Versha Munshi-South (D)

Stamford Board of Education

Democrat,
Leadership Coach

This is the third school year impacted by the pandemic, and we simply can’t wait for the pandemic to be “over” to provide our students with an excellent education. As an educator, and as a mother with students in the Stamford school system today, I believe that the most pressing issue facing our town is shifting from reacting to the pandemic to proactively planning and adapting our approach, so we can best educate students and support faculty and staff in this new reality. My professional and academic background in education offers me a unique perspective in this space , and I would work with the BOE and district to ensure that we design and implement smart, proactive policies that prioritize the health and safety of our students and faculty, while helping them continue to learn.

Our current district curriculum audit is the first step towards ensuring that our students have equitable access to rigorous instructional materials at every level and at every school. Following the audit, the district must move quickly to replace outdated and weak materials, and provide school-based staff with appropriate professional development opportunities and resources so that teachers have the tools and training they need to best meet the needs of all of their learners. As a BOE member, I would bring my knowledge of best practices in curriculum review and implementation to discussions and decisions involving curricular resources.
The presence of racial and ethnic diversity in our schools allows students to consider perspectives and opinions beyond those they’ve already formed or were shaped in early life by family and friends. Unlike neighboring towns, students of color comprise the majority of the student population in Stamford Public Schools. When students enter the professional world, they will join a vast and diverse workforce. Interacting with people of all different backgrounds and mindsets can present a challenge without prior exposure to diversity, especially at a younger age. It is vital that we are graduating students who are able to work with people from diverse backgrounds, so that they are able to achieve post-secondary success.

Our greatest strength should be that we not only celebrate our diversity, but develop an innovative model on how to best meet the needs of our population. While most of our students are people of color, most of our teachers in Stamford Public Schools are White. We must prioritize programs to diversify our teaching staff, such as paraeducator or high school to teaching pipelines. All of our teachers and school leaders must be committed to providing students with access to grade-level instruction so that they are set up for a variety of strong post-secondary options. Differentiating instruction and meeting students where they are should be the center of our teacher professional development. Our district and Board of Ed should continually review school-wide programs and practices to ensure that they are well-aligned to the Equity and Diversity Policy.
Given that the school buildings are owned by the city, and not the Board of Ed, we must work together closely to deal with our aging structures. Coming onto the Board of Ed, I would prioritize building upon the work that has been done by the Long-Term Facilities Committee, which is composed of representatives from the city government, district, and Board of Education. It is essential to understand both the history, and the current state, of the facilities in order to make the best plans to move forward. Our city is already in the process of collaborating with SLAM, an architectural firm, in order to assess the current state of facilities and create a master plan for moving forward.
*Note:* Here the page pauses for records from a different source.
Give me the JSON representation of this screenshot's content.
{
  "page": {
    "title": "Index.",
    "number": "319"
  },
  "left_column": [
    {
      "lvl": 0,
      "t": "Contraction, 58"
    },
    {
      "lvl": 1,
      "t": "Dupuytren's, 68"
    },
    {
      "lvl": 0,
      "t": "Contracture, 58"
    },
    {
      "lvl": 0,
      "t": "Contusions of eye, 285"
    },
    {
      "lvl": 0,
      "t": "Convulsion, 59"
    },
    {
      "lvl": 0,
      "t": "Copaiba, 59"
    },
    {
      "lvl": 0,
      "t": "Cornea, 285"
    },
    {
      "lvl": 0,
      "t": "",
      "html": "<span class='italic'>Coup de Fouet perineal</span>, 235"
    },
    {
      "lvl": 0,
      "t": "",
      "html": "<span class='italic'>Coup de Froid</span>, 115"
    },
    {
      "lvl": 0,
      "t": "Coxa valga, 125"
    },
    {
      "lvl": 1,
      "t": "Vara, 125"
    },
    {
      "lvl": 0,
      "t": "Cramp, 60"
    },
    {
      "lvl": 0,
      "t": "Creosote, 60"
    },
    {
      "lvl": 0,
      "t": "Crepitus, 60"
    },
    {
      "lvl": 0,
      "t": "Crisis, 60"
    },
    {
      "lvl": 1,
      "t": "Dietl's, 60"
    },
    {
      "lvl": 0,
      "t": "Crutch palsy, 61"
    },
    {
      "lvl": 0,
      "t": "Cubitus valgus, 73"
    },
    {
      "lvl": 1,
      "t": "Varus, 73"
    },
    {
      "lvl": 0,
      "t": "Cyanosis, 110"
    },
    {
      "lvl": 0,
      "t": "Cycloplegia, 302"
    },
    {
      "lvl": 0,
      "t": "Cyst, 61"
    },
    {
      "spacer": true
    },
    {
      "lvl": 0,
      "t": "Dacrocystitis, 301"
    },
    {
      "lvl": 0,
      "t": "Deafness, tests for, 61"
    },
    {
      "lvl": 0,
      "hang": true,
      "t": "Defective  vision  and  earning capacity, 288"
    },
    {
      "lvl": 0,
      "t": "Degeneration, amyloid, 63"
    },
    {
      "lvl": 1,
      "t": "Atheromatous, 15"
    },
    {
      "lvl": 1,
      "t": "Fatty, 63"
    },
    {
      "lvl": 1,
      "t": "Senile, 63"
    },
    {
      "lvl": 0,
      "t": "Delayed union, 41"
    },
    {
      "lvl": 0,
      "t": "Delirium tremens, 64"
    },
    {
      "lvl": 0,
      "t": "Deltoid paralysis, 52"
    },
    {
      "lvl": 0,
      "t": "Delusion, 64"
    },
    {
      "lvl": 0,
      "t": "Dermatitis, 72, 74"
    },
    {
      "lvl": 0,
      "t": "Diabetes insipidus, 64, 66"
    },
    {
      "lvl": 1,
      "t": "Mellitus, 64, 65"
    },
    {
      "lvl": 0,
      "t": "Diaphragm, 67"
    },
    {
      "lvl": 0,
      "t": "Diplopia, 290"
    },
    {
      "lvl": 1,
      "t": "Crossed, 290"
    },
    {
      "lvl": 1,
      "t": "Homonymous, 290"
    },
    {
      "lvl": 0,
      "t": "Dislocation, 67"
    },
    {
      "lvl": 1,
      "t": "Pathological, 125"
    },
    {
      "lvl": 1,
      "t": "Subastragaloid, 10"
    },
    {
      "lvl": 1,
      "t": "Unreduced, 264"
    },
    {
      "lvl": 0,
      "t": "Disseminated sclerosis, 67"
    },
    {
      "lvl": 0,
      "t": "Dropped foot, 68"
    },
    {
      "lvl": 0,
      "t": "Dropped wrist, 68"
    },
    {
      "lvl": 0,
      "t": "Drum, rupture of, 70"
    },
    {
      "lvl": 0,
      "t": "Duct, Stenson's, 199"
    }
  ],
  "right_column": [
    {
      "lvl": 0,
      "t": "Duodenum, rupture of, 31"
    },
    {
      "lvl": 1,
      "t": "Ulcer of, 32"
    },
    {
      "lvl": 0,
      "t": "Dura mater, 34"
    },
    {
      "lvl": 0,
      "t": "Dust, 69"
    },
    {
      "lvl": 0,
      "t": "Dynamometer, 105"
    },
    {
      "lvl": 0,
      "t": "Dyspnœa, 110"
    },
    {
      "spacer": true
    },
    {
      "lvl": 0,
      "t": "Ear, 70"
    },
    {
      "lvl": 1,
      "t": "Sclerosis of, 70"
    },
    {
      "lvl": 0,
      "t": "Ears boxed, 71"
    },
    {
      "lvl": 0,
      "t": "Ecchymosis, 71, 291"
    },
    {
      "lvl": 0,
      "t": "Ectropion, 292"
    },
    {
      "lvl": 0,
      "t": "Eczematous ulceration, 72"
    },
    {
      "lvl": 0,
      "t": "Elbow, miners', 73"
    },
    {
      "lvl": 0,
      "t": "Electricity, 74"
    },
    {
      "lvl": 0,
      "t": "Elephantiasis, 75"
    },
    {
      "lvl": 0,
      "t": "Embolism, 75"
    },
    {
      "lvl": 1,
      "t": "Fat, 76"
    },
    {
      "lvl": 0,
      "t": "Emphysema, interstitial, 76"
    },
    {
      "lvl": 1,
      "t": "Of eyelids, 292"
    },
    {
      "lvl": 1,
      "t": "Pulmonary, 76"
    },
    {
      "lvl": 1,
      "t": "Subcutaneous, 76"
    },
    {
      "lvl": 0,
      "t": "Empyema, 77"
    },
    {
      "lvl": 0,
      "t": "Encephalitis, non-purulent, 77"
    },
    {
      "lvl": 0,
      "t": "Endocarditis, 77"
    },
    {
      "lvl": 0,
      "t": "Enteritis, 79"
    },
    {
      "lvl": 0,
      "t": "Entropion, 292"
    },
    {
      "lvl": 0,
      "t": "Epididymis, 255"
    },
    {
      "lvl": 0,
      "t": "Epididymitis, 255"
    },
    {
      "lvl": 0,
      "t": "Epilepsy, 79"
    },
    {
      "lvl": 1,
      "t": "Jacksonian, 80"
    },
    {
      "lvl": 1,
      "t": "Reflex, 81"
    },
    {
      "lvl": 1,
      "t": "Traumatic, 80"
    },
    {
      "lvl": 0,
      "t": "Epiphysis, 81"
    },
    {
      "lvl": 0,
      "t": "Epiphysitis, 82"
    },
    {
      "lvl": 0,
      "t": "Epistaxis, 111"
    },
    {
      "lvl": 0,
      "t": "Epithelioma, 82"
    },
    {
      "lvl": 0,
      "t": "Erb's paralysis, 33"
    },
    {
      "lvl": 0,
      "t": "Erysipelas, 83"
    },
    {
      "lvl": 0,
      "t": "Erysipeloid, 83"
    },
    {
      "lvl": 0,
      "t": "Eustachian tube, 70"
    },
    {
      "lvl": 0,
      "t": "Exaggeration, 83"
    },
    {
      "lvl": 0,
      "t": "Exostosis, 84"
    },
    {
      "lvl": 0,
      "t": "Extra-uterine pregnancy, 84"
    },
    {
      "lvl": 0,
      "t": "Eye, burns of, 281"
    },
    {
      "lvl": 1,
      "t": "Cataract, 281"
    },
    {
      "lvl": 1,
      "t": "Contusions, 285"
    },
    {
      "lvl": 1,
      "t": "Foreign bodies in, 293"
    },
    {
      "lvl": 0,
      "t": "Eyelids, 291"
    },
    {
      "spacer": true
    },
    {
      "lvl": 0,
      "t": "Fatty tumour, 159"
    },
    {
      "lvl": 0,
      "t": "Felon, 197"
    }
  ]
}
While the schools that are most impacted by mold demand urgency and immediate action, our Boards also need to work together in order to ensure that buildings are regularly being maintained by custodial staff with the proper training and skills. In the process of creating and implementing facilities planning, it is essential that we continue to engage the community to learn about their concerns and priorities, and return to the community with clear communication about how repairs and maintenance are moving forward. While the city is ultimately the entity that takes ownership over repairs and funding for new schools, as a BOE member I would prioritize collaborating with the other Boards to ensure our students have the facilities that they deserve.